Uma multidão de fiéis participou no início da noite desta quarta-feira, 6, da benção de despedida dos romeiros na esplanada do santuário de Bom Jesus da Lapa. A cidade de mesmo nome, localizada a 796 km de Salvador, está situada na margem do rio São Francisco, no semi-árido baiano. Durante todo o dia e na semana que o precedeu, foi grande a movimentação de romeiros, estimados pela Policia Militar em cerca de 250 mil pessoas.
Antes da despedida, aconteceu o ponto alto da comemoração ao padroeiro, com a tradicional procissão da imagem do Bom Jesus pelo centro histórico. Para acompanhar o andor, os devotos se espremeram pelas ruas, rezando e cantando, acendendo velas e soltando foguetes. Tudo para manifestar sua fé.

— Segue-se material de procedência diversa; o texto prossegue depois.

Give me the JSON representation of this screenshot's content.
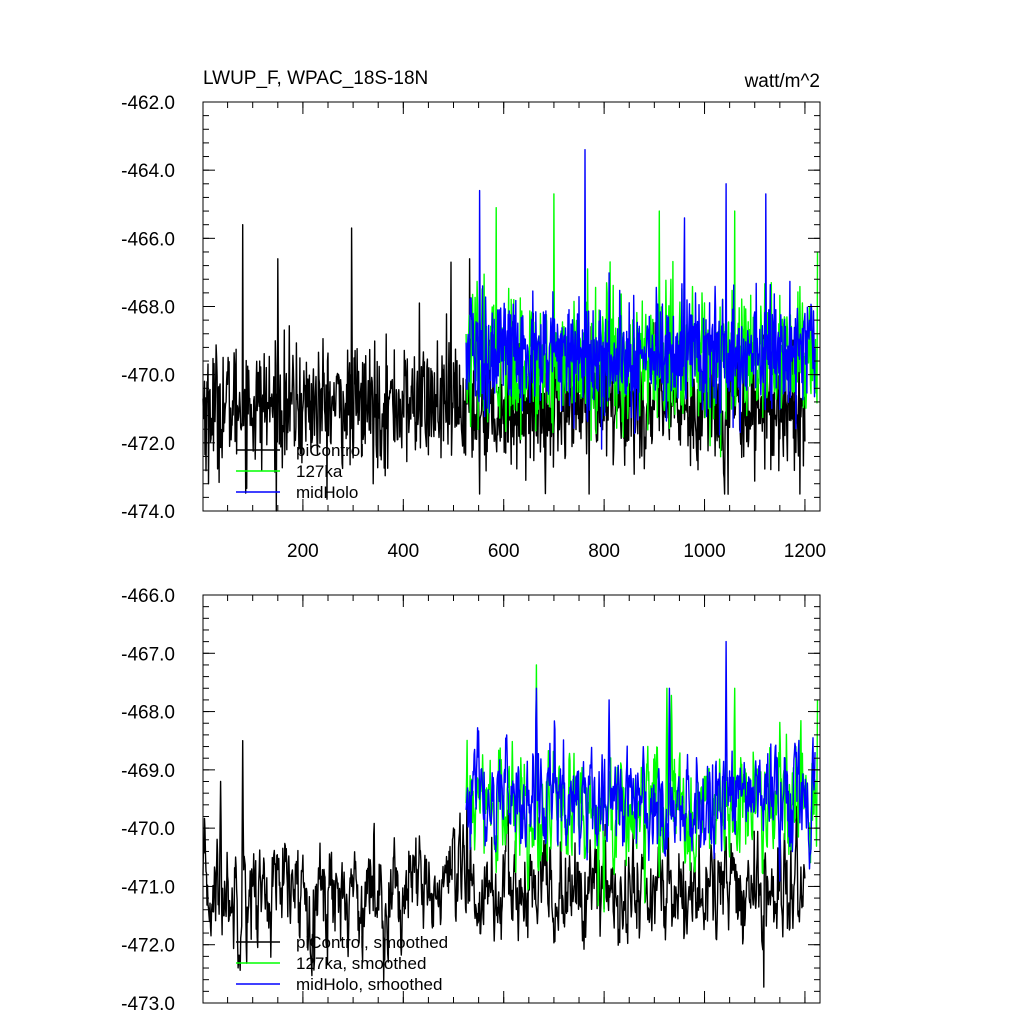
{
  "chart_data": [
    {
      "type": "line",
      "title": "LWUP_F, WPAC_18S-18N",
      "units_label": "watt/m^2",
      "xlabel": "",
      "ylabel": "",
      "xlim": [
        1,
        1230
      ],
      "ylim": [
        -474.0,
        -462.0
      ],
      "yticks": [
        -462.0,
        -464.0,
        -466.0,
        -468.0,
        -470.0,
        -472.0,
        -474.0
      ],
      "ytick_labels": [
        "-462.0",
        "-464.0",
        "-466.0",
        "-468.0",
        "-470.0",
        "-472.0",
        "-474.0"
      ],
      "xticks": [
        200,
        400,
        600,
        800,
        1000,
        1200
      ],
      "xtick_labels": [
        "200",
        "400",
        "600",
        "800",
        "1000",
        "1200"
      ],
      "legend_position": "bottom-left",
      "grid": false,
      "series": [
        {
          "name": "piControl",
          "color": "#000000",
          "x_start": 1,
          "x_end": 1200,
          "mean": -470.9,
          "sd": 0.9,
          "peaks": [
            [
              12,
              -473.2
            ],
            [
              80,
              -465.6
            ],
            [
              150,
              -466.6
            ],
            [
              297,
              -465.7
            ],
            [
              432,
              -467.9
            ],
            [
              495,
              -466.7
            ],
            [
              532,
              -466.6
            ],
            [
              552,
              -473.5
            ],
            [
              770,
              -473.5
            ],
            [
              1040,
              -473.5
            ],
            [
              1190,
              -473.5
            ]
          ]
        },
        {
          "name": "127ka",
          "color": "#00ff00",
          "x_start": 525,
          "x_end": 1225,
          "mean": -469.6,
          "sd": 1.0,
          "peaks": [
            [
              585,
              -465.1
            ],
            [
              700,
              -464.7
            ],
            [
              910,
              -465.2
            ],
            [
              1060,
              -465.2
            ],
            [
              1225,
              -466.4
            ]
          ]
        },
        {
          "name": "midHolo",
          "color": "#0000ff",
          "x_start": 525,
          "x_end": 1220,
          "mean": -469.4,
          "sd": 0.9,
          "peaks": [
            [
              552,
              -464.6
            ],
            [
              762,
              -463.4
            ],
            [
              960,
              -465.4
            ],
            [
              1043,
              -464.4
            ],
            [
              1122,
              -464.7
            ]
          ]
        }
      ]
    },
    {
      "type": "line",
      "title": "",
      "xlabel": "",
      "ylabel": "",
      "xlim": [
        1,
        1230
      ],
      "ylim": [
        -473.0,
        -466.0
      ],
      "yticks": [
        -466.0,
        -467.0,
        -468.0,
        -469.0,
        -470.0,
        -471.0,
        -472.0,
        -473.0
      ],
      "ytick_labels": [
        "-466.0",
        "-467.0",
        "-468.0",
        "-469.0",
        "-470.0",
        "-471.0",
        "-472.0",
        "-473.0"
      ],
      "xticks": [
        200,
        400,
        600,
        800,
        1000,
        1200
      ],
      "legend_position": "bottom-left",
      "grid": false,
      "series": [
        {
          "name": "piControl, smoothed",
          "color": "#000000",
          "x_start": 1,
          "x_end": 1200,
          "mean": -471.1,
          "sd": 0.45,
          "peaks": [
            [
              80,
              -468.5
            ],
            [
              36,
              -469.2
            ],
            [
              500,
              -470.0
            ],
            [
              527,
              -469.3
            ]
          ]
        },
        {
          "name": "127ka, smoothed",
          "color": "#00ff00",
          "x_start": 525,
          "x_end": 1225,
          "mean": -469.7,
          "sd": 0.5,
          "peaks": [
            [
              665,
              -467.2
            ],
            [
              925,
              -467.6
            ],
            [
              1060,
              -467.6
            ],
            [
              1225,
              -467.8
            ]
          ]
        },
        {
          "name": "midHolo, smoothed",
          "color": "#0000ff",
          "x_start": 525,
          "x_end": 1220,
          "mean": -469.5,
          "sd": 0.45,
          "peaks": [
            [
              665,
              -467.6
            ],
            [
              1043,
              -466.8
            ],
            [
              930,
              -467.6
            ],
            [
              810,
              -467.8
            ]
          ]
        }
      ]
    }
  ]
}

Das cinco horas da manhã até o anoitecer, o complexo das grutas com grandes salões, devidamente iluminadas e sinalizadas, que terminam em estreitos corredores de pedra natural, cerca de 900 metros adentro, esteve lotado. No salão das graças, milhares de fotos, fitas, e todo tipo imaginável de lembranças, que são deixadas pelos fiéis em sinal de agradecimento, denotam a crença de grande número de pessoas no Bom Jesus da Lapa.
No interior destas cavernas, transformadas em igreja e capelas, o clima é agradável. Os bancos são disputados para descanso e longas e compenetradas orações. Outra opção é subir os 90 metros de pedra calcária, alcançando um cruzeiro e um mirante, onde se descortina a paisagem do vale do São Francisco e a cidade que cresceu em volta do morro. Esse caminho de pedras e degraus íngremes só é recomendado para pessoas com um mínimo de preparo físico.
Comércio – No entorno da gruta e da feira livre, é difícil a locomoção de automóvel e mesmo a pé, pois os visitantes tomam conta das ruas. Mas os donos de rancharias, hotéis e pousadas, e os comerciantes de alimentos, roupas, assessórios e todo tipo suvenires agradecem o grande movimento.
Neste ano, a festa de Bom Jesus da Lapa recebeu cerca de dois mil ônibus de fiéis, mais os caminhões paus-de-arara e veículos de passeio. Os hotéis e pousadas têm 5.800 leitos cadastrados, mas a estimativa é que existam aproximadamente 900 rancharias (casas alugadas para romeiros como albergues), com capacidade entre 40 a 60 pessoas. Tudo ficou lotado.
Além destas formas de hospedagem, muitas pessoas dormem nos acampamentos e em redes estendidas sob as árvores, praças e marquises, revelando uma legião de mendigos que rodeiam o santuário e os locais de alimentação, pedindo dinheiro e comida.
“Vim de carona de Paratinga na fé de que o Bom Jesus me daria abrigo e comida”, revelou Sandra Pereira, 25 anos, pedindo ajuda para alimentar o filho de três anos que trazia no colo. Ela disse que em anos anteriores “quando a roça dava alguma coisa, a gente vinha de pau-de-arara. Mas, esse ano tive que pagar uma promessa e vim de qualquer jeito”.
A romaria de Bom Jesus da Lapa acontece há 317 anos e em 2008 teve por tema “Chamados para promover e defender a vida”, em continuidade ao tema da Campanha da Fraternidade. Como maior festa religiosa do estado, a romaria do Bom Jesus é considerada a terceira do Brasil em número de visitantes, estimados em 800 mil pessoas entre julho e novembro.